On Sun, Oct 02, 2011 at 10:51:29PM -0400, Eric H. Christensen wrote:
> (1) preserve copyright notices and (2) provide the name of the
> "Original Author" (as defined, for a Fedora manual I'd say this would
> be any named human authors or any substitute like "Fedora
> Documentation Team" in the Installation Guide).
Does it have to be a legal entity?
No, for example "Fedora Documentation Team" could be an "Original
Author" in the sense meant in CC BY-SA 3.0, in my opinion.
I'm not sure Red Hat can hold the copyright to this work. If
they
can't/don't then I believe that Red Hat wouldn't be able to help us
if there was infringement (see Righthaven). If we (the creators of
the work) needed to enforce the license would we be on our own for
legal representation?
Certainly: this is a direct consequence of the fact that contributors
to Fedora are not required to assign copyright to Red Hat, or any
other entity. (Moreover, individuals contributing to projects that do
require copyright assignment cannot, of course, rely on the copyright
holder enforcing the license that it grants.)
I would say that the author list is not necessarily a complete
listing of copyright holders. That is one thing that needs to be
changed (more on that below). I also wonder if the list would be
too long for easy attribution.
Yes, I recall we discussed this back when I raised the Gilligan's
Island issue. Note that any particular listed author isn't necessarily
a copyright holder. (But CC BY-SA seems to take that into account.)
Anyway, my thinking was that where particular Fedora manuals *do* list
authors, it seems generally to be a small list. If someone contributed
to a document and is bothered by the potential failure to provide
attribution, I suppose they could request that their name be added to
the list of authors.
Thanks, Richard, for re-visiting this. Unfortunately I feel as if
we haven't been doing attribution to the best of our abilities (my
opinion) and while we leave a pretty good breadcrumb trail (git
commit logs, wiki logs, etc) making it easy to determine who owns
the copyright for all the bits in our group project is hidden, at
best. The newer guides might be in better shape but the older ones
and the ones with text taken from the wiki are woefully inadequate
(speaking as someone who has personally failed in this venture with
the Accessibility Guide, the Security Guide, and anything else that
was resurrected from the the cvs grave).
Ah, I think we may be talking about two slightly different things. You
seem to be concerned with the problem of whether the Fedora
documentation team is giving sufficient credit to those who contribute
to a given document.

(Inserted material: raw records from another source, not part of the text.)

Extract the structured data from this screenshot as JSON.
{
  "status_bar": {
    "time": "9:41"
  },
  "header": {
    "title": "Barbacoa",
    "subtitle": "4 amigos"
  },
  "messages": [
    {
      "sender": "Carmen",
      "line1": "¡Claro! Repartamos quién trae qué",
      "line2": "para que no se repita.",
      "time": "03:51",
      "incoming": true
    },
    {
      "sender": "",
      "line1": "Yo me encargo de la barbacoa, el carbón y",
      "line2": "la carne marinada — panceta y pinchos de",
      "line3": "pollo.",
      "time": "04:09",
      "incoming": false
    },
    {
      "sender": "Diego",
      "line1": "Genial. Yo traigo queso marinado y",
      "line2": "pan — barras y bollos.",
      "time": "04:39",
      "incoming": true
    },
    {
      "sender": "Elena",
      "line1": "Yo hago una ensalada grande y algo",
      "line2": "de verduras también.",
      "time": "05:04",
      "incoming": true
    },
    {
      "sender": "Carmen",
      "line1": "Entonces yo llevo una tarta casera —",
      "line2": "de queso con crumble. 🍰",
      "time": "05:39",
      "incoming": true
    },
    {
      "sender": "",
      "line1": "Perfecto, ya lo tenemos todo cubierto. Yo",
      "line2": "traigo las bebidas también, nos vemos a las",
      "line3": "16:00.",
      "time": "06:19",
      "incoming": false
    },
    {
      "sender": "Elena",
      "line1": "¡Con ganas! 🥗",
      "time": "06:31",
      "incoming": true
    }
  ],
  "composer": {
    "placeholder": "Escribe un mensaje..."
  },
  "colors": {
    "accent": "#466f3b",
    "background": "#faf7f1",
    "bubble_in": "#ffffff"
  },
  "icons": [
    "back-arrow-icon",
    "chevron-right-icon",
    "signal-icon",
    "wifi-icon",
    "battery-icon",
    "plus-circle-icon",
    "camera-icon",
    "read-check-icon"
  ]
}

I am talking about what downstream redistributors
(or modifiers-distributors) should be required to do with what they
get from the Fedora Project (as guided by the legal notice).
But those are not completely unrelated issues, because, at least under
the new FPCA regime, any contributor to Fedora documentation is
potentially a CC BY-SA licensor. Thus one can reasonably say that the
Fedora documentation team has responsibilities to its own
contributors.
My basic current view on this is that if an author wants credit, the
author has the responsibility to ensure that he or she is
visible. This isn't limited to Creative Commons licenses or content
licensing; I apply a similar interpretation to the GPL's "appropriate
copyright notice" requirement. Therefore once a document is actually
released by the Fedora docs team, it is reasonable for everyone else
to assume its list of authors is complete or precise enough for
purposes of attribution. If the Fedora docs team thinks the level of
precision in identifying authors/contributors is not high enough it
can decide on how to remedy that.
I also note the following clause in the FPCA:
You consent to having Fedora provide reasonable notice of Your
licensing of Your Contribution under the Current Default License
(and, if applicable, a Later Default License) in a manner determined
by Fedora.
I was thinking more of the MIT License, the default "code" license,
when I wrote that, but it applies to CC BY-SA as the default content
license too. I see this as giving the Fedora Project some reasonable
leeway in how it deals with the issue of crediting contributors.